Michelle Bachelet, Haute-Commissaire aux droits de l’homme, dans intervention, a tenu à indiquer que des opposants et activistes de la société civile ont été mis aux arrêts en Guinée, « sous de fausses accusations d’atteinte à la sécurité intérieure de l’État, dans le contexte des élections présidentielles de l’année dernière ». Elle a ensuite indiqué que ces actes posés par les autorités « sapent gravement les fondements de la gouvernance démocratique ».

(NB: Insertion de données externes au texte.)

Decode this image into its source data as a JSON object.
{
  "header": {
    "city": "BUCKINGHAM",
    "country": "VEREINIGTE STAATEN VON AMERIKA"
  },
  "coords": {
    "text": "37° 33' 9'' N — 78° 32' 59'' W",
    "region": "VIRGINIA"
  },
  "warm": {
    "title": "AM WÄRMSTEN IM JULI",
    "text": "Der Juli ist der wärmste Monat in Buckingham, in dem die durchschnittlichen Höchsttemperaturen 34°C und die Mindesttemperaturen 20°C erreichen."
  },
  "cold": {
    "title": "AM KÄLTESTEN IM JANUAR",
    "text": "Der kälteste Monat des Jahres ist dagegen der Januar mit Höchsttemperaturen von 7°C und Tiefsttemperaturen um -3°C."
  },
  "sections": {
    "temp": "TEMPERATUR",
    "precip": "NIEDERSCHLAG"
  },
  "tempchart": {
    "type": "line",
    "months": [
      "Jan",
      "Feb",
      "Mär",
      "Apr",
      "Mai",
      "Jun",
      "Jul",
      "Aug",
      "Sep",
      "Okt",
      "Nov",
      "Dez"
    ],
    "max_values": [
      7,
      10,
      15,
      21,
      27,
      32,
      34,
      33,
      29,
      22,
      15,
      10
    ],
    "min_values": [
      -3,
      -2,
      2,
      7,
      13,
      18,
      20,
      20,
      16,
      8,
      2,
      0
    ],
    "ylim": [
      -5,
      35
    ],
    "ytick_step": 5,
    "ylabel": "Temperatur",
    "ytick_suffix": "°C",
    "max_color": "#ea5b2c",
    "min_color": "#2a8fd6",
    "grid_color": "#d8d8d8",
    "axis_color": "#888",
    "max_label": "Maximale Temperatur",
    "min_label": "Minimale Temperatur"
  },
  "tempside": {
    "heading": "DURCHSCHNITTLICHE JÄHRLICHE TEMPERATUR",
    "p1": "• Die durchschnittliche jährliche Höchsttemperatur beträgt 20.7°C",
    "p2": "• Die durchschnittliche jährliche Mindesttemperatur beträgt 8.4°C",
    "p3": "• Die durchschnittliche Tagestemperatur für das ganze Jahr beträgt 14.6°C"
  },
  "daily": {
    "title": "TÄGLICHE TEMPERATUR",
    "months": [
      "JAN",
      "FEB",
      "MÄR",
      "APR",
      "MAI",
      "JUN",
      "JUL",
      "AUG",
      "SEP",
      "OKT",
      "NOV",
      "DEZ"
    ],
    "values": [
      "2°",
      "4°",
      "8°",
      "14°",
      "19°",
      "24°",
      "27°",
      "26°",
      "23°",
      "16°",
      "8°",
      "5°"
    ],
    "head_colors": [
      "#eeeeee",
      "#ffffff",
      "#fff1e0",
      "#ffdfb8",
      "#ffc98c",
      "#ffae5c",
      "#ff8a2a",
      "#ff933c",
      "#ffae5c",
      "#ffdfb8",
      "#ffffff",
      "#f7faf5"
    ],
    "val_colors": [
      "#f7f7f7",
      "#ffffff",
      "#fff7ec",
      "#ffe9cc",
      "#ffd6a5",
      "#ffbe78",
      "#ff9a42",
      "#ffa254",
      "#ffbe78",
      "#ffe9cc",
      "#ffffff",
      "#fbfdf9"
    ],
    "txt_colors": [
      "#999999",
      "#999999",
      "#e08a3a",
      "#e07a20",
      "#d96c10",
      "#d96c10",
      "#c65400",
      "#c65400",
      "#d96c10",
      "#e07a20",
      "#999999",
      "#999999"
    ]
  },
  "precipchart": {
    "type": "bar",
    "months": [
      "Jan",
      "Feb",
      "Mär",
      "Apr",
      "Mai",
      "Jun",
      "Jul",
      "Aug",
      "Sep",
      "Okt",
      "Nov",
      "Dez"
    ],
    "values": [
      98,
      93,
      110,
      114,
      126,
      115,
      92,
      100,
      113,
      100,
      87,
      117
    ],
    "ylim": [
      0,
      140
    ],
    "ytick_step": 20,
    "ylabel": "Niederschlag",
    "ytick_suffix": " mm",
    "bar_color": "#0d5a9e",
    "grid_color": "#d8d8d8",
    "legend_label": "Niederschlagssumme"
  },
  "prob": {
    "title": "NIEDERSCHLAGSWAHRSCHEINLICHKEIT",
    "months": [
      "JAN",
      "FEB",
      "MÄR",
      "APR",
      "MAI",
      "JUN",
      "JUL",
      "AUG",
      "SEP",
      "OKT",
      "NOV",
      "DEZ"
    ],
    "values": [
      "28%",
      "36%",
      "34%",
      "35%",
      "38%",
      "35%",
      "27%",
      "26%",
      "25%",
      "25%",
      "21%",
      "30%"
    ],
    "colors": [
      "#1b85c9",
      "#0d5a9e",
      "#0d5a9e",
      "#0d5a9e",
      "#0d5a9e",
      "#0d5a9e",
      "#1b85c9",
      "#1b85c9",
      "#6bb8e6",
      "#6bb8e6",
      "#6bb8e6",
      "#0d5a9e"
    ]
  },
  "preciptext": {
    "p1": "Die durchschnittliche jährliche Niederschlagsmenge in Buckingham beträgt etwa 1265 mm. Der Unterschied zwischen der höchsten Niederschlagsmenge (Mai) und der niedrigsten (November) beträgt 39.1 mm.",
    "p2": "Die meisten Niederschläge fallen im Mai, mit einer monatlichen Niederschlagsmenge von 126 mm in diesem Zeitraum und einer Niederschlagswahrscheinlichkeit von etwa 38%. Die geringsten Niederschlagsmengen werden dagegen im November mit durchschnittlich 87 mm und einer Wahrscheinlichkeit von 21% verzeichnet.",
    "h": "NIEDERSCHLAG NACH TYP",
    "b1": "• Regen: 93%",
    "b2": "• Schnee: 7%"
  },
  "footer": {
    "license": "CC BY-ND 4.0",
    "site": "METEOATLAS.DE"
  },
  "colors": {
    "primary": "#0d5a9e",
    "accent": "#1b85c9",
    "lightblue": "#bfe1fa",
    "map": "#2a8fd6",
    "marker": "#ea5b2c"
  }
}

Déplorant ces détentions, la cheffe des droits de l’homme de l’ONU a exhorté le pouvoir de Conakry « à libérer toutes les personnes détenues pour avoir exercé leurs droits à la liberté d’expression, de réunion pacifique et de participation, et à garantir des procès équitables aux personnes accusées d’infractions pénales ».

Dame Bachelet a, à la même occasion, invité les autorités guinéennes à « accélérer les procès des détenus de droit commun » et à « améliorer » leurs conditions alimentaires et sanitaires.

Depuis plusieurs maintenant, plusieurs responsables de l’opposition, notamment ceux du parti de Cellou Dalein Diallo sont écroués à la maison centrale de Conakry. Et ce, malgré leur état de santé « dégradé ».